Prof Zou and colleagues were able to successfully detect prions in rodent skin samples as early as two weeks after infection, and before they showed any clinical signs of prion disease. They were also able to detect prions in the skin of uninoculated rodents that were housed alongside inoculated rodents in the same cage. Thus, they demonstrated that prion transmission can occur between cohabiting rodents.

The researchers suggest that skin prions could be used as a useful biomarker for the preclinical diagnosis of prion diseases. 

During the study two detection methods were compared: RT-QuIC (real-time quaking-induced conversion) and sPMCA (serial protein misfolding cyclic amplification). 
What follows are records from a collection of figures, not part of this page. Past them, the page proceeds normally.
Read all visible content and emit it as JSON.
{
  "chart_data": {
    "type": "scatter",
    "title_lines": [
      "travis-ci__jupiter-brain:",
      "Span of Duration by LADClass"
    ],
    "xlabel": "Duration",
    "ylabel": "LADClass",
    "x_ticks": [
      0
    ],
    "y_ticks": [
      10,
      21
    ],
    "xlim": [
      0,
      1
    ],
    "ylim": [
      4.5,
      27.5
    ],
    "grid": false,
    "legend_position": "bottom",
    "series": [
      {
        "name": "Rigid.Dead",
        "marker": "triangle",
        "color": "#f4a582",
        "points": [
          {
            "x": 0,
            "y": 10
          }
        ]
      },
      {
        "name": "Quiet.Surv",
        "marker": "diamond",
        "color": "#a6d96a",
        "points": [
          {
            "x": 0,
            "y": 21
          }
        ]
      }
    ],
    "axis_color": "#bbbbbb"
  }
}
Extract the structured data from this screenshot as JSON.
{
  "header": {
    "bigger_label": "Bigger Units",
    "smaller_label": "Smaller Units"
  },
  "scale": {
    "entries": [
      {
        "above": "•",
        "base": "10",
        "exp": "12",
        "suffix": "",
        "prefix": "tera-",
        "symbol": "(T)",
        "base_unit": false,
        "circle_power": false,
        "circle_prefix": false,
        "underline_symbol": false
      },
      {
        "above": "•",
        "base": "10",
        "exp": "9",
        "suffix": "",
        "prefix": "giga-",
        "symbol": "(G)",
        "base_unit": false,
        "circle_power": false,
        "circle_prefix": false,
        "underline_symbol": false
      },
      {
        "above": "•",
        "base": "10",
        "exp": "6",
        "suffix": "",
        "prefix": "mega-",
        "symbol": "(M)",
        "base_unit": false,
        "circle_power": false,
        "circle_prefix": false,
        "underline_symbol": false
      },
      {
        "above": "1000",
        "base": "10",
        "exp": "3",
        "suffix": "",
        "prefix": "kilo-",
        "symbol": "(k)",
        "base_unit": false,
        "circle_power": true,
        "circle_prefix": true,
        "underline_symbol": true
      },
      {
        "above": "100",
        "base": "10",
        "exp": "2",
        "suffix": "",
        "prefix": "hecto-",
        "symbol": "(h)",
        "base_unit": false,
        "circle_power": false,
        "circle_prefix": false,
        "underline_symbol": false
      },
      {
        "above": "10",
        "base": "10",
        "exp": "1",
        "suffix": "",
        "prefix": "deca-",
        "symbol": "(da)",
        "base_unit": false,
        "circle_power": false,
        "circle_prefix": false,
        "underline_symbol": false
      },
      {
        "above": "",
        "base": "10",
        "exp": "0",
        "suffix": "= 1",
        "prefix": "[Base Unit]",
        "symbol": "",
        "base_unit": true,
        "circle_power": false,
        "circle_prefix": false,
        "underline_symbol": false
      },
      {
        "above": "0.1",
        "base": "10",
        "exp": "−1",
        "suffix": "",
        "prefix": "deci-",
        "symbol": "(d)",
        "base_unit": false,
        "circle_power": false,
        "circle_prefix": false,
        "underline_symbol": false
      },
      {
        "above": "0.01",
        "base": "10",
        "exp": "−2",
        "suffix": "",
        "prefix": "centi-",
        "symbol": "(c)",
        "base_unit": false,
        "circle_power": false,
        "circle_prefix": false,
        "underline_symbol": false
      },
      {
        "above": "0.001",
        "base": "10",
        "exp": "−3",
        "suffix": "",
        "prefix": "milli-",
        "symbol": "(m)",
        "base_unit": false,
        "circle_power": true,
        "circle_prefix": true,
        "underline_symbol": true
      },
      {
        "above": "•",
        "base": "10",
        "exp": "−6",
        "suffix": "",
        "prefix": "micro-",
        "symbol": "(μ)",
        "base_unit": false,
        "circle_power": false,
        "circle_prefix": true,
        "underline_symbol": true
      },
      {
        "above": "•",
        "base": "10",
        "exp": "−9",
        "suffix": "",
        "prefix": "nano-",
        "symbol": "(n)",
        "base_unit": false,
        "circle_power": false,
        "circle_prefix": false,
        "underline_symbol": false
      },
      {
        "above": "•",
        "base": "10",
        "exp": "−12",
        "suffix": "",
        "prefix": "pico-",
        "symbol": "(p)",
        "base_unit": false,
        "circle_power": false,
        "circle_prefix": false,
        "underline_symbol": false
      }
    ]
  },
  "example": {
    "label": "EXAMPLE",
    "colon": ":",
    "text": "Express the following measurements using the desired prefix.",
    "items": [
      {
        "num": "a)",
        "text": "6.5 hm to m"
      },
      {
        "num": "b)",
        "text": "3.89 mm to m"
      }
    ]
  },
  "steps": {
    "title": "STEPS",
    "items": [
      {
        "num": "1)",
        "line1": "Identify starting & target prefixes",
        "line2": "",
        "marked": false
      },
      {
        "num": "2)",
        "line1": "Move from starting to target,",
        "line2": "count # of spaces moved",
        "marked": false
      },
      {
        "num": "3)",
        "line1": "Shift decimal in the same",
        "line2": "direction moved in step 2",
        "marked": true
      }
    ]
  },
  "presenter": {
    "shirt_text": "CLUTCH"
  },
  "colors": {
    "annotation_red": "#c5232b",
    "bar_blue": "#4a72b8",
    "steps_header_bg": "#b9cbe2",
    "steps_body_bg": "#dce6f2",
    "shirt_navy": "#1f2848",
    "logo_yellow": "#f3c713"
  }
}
“Both assays were able to efficiently amplify trace amounts of disease-associated prion protein found in the skin tissues of infected animals,” said the study’s first author Zerui Wang, a PhD student from the First Hospital of Jilin University, China, working in the Zou laboratory.

RT-QuIC has previously been used to detect prion particles in symptomatic CJD patients, but it requires invasive cerebrospinal fluid (CSF) samples. 

“The CSF-based prion test results could be uncertain in some cases and not all CSF specimens from patients with prion disease are RT-QuIC positive,” said Dr Qingzhong Kong, Associate Professor of Pathology at Case Western Reserve University School of Medicine and co-corresponding author on the study. “Although skin samples may not replace CSF in routine RT-QuIC-based prion disease diagnosis, they may be helpful when prion disease is suspected but CSF is either unavailable or RT-QuIC-negative.”

Prof Zou mentioned how the skin is readily accessible, and with skin biopsies being minimally invasive, “detection of skin prions will be very useful for monitoring disease progression and assessing therapeutic efficacy during clinical trials or treatments when prion therapy becomes available in the future.”

The team were awarded a $2.9 million grant from the National Institutes of Health to validate their methods using human skin samples to determine if skin prions could serve as a diagnostic biomarker for CJD.

The study was published in the journal Nature Communications.